Today is the 8 year anniversary of a heart transplant that changed all of our lives forever.
My dear friend Gloria had her second son this week, in London. Grace and Whit have been asking every single day, breathlessly excited, if the baby had arrived. They were in a hurry. And so, it turns out, was he: baby boy was born at home, caught by Dad and the paramedics, because he arrived so fast. Gloria, goddess!
I’ve been reading Maya Stein a lot this week … I’ve long liked her poetry but only recently discovered more of it. The poem she shared this week on her blog, Thanksgiving and Wreckage, blows me away. The last lines: “for a moment, I hope,/ we will each turn from the palpable wreckage, /this unplaced place setting, and feel the featherdust/of healing, let a lick of warm light /enter into the raw edges of/ whatever has been broken,/ thread itself through,/ and stitch us while we sleep.”

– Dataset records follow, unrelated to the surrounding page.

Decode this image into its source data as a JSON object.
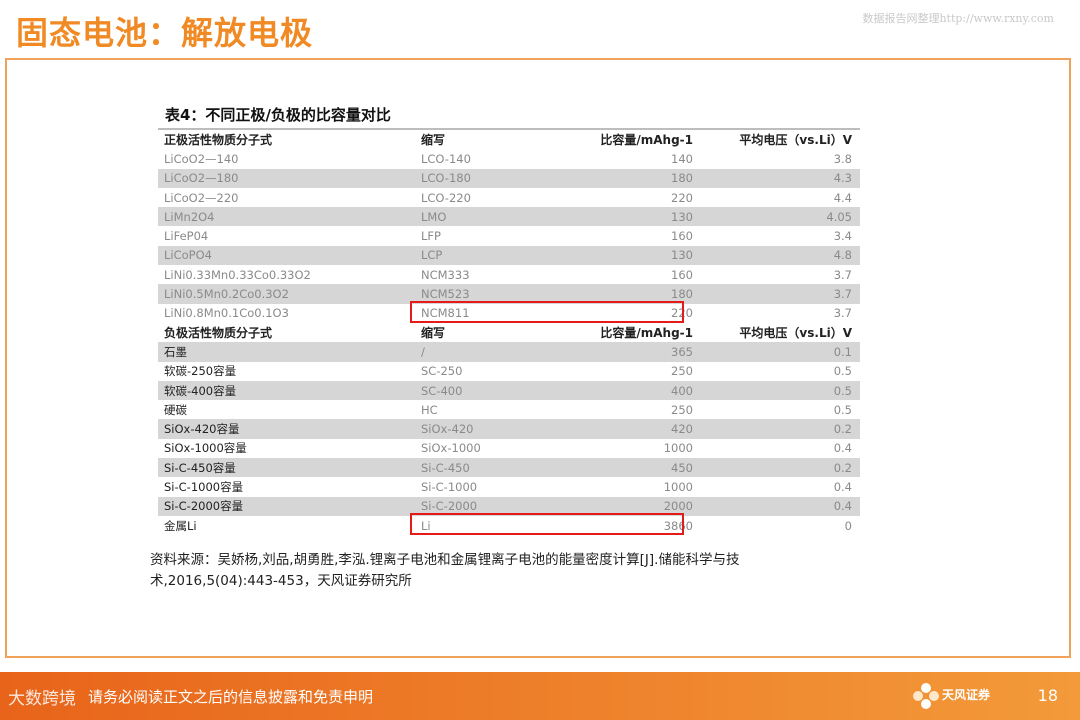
{
  "header": {
    "title": "固态电池：解放电极",
    "watermark": "数据报告网整理http://www.rxny.com"
  },
  "table": {
    "title": "表4：不同正极/负极的比容量对比",
    "cathode_headers": [
      "正极活性物质分子式",
      "缩写",
      "比容量/mAhg-1",
      "平均电压（vs.Li）V"
    ],
    "cathode_rows": [
      [
        "LiCoO2—140",
        "LCO-140",
        "140",
        "3.8"
      ],
      [
        "LiCoO2—180",
        "LCO-180",
        "180",
        "4.3"
      ],
      [
        "LiCoO2—220",
        "LCO-220",
        "220",
        "4.4"
      ],
      [
        "LiMn2O4",
        "LMO",
        "130",
        "4.05"
      ],
      [
        "LiFeP04",
        "LFP",
        "160",
        "3.4"
      ],
      [
        "LiCoPO4",
        "LCP",
        "130",
        "4.8"
      ],
      [
        "LiNi0.33Mn0.33Co0.33O2",
        "NCM333",
        "160",
        "3.7"
      ],
      [
        "LiNi0.5Mn0.2Co0.3O2",
        "NCM523",
        "180",
        "3.7"
      ],
      [
        "LiNi0.8Mn0.1Co0.1O3",
        "NCM811",
        "220",
        "3.7"
      ]
    ],
    "anode_headers": [
      "负极活性物质分子式",
      "缩写",
      "比容量/mAhg-1",
      "平均电压（vs.Li）V"
    ],
    "anode_rows": [
      [
        "石墨",
        "/",
        "365",
        "0.1"
      ],
      [
        "软碳-250容量",
        "SC-250",
        "250",
        "0.5"
      ],
      [
        "软碳-400容量",
        "SC-400",
        "400",
        "0.5"
      ],
      [
        "硬碳",
        "HC",
        "250",
        "0.5"
      ],
      [
        "SiOx-420容量",
        "SiOx-420",
        "420",
        "0.2"
      ],
      [
        "SiOx-1000容量",
        "SiOx-1000",
        "1000",
        "0.4"
      ],
      [
        "Si-C-450容量",
        "Si-C-450",
        "450",
        "0.2"
      ],
      [
        "Si-C-1000容量",
        "Si-C-1000",
        "1000",
        "0.4"
      ],
      [
        "Si-C-2000容量",
        "Si-C-2000",
        "2000",
        "0.4"
      ],
      [
        "金属Li",
        "Li",
        "3860",
        "0"
      ]
    ]
  },
  "source": "资料来源：吴娇杨,刘品,胡勇胜,李泓.锂离子电池和金属锂离子电池的能量密度计算[J].储能科学与技术,2016,5(04):443-453，天风证券研究所",
  "footer": {
    "notice": "请务必阅读正文之后的信息披露和免责申明",
    "brand": "大数跨境",
    "logo_text": "天风证券",
    "page_number": "18"
  },
  "colors": {
    "accent": "#f08a24",
    "highlight": "#e31b1b",
    "row_shade": "#d6d6d6"
  }
}
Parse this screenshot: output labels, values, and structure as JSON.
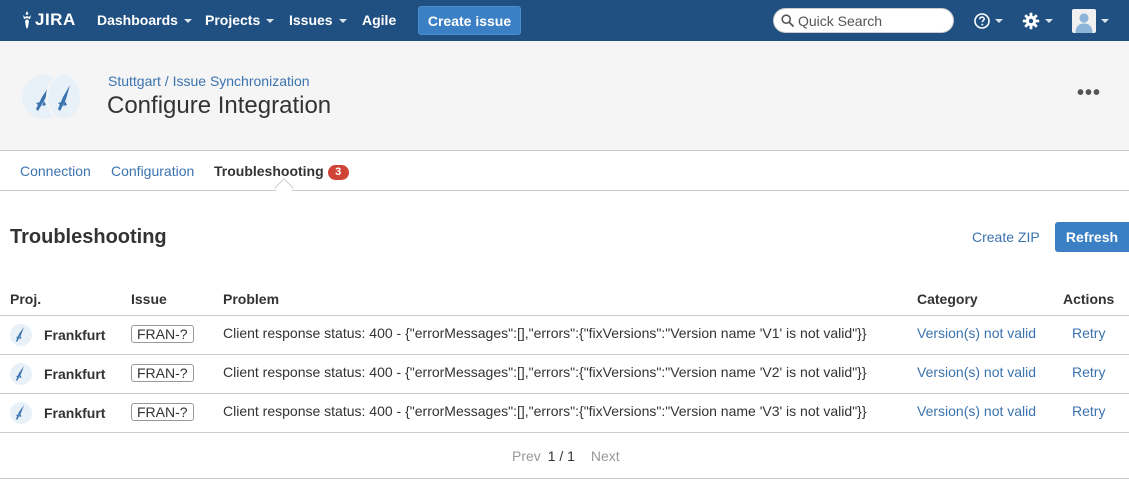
{
  "nav": {
    "logo_text": "JIRA",
    "items": [
      {
        "label": "Dashboards",
        "dropdown": true
      },
      {
        "label": "Projects",
        "dropdown": true
      },
      {
        "label": "Issues",
        "dropdown": true
      },
      {
        "label": "Agile",
        "dropdown": false
      }
    ],
    "create_label": "Create issue",
    "search_placeholder": "Quick Search",
    "help_icon": "help-icon",
    "settings_icon": "gear-icon",
    "user_icon": "user-avatar-icon",
    "colors": {
      "bar": "#205081",
      "button": "#3b7fc4"
    }
  },
  "header": {
    "breadcrumb": "Stuttgart / Issue Synchronization",
    "title": "Configure Integration",
    "more_label": "•••"
  },
  "tabs": [
    {
      "label": "Connection",
      "active": false
    },
    {
      "label": "Configuration",
      "active": false
    },
    {
      "label": "Troubleshooting",
      "active": true,
      "badge": "3"
    }
  ],
  "section": {
    "title": "Troubleshooting",
    "zip_label": "Create ZIP",
    "refresh_label": "Refresh"
  },
  "table": {
    "headers": {
      "proj": "Proj.",
      "issue": "Issue",
      "problem": "Problem",
      "category": "Category",
      "actions": "Actions"
    },
    "rows": [
      {
        "project": "Frankfurt",
        "issue": "FRAN-?",
        "problem": "Client response status: 400 - {\"errorMessages\":[],\"errors\":{\"fixVersions\":\"Version name 'V1' is not valid\"}}",
        "category": "Version(s) not valid",
        "action": "Retry"
      },
      {
        "project": "Frankfurt",
        "issue": "FRAN-?",
        "problem": "Client response status: 400 - {\"errorMessages\":[],\"errors\":{\"fixVersions\":\"Version name 'V2' is not valid\"}}",
        "category": "Version(s) not valid",
        "action": "Retry"
      },
      {
        "project": "Frankfurt",
        "issue": "FRAN-?",
        "problem": "Client response status: 400 - {\"errorMessages\":[],\"errors\":{\"fixVersions\":\"Version name 'V3' is not valid\"}}",
        "category": "Version(s) not valid",
        "action": "Retry"
      }
    ]
  },
  "pager": {
    "prev": "Prev",
    "current": "1 / 1",
    "next": "Next"
  }
}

Today I spent the afternoon with an old friend and his two sons. Jeremy and I met in 1996, at my first job out of college. We’ve kept in touch sporadically since then, and I’m a huge fan of his current company (check it out!), but we haven’t had a couple of hours to hang out like we did today in 14 years. Jeremy remains one of the very funniest people I’ve ever met, and I found myself laughing hysterically at everything he said. Just like the old days.
We hurtle now towards the solstice, which has always been a very important marker for me. Towards the light. Towards the radiance I talked about this summer. Always forward. I think of Vincent van Gogh’s hopeful yet resigned line, which captures how I feel in this season of so many kinds of darkness:
Still, a great deal of light falls on everything.
I know that feeling of the solstice, of everything being uphill from that point, of moving towards the light. It reminds us that there is hope even in the darkest hour.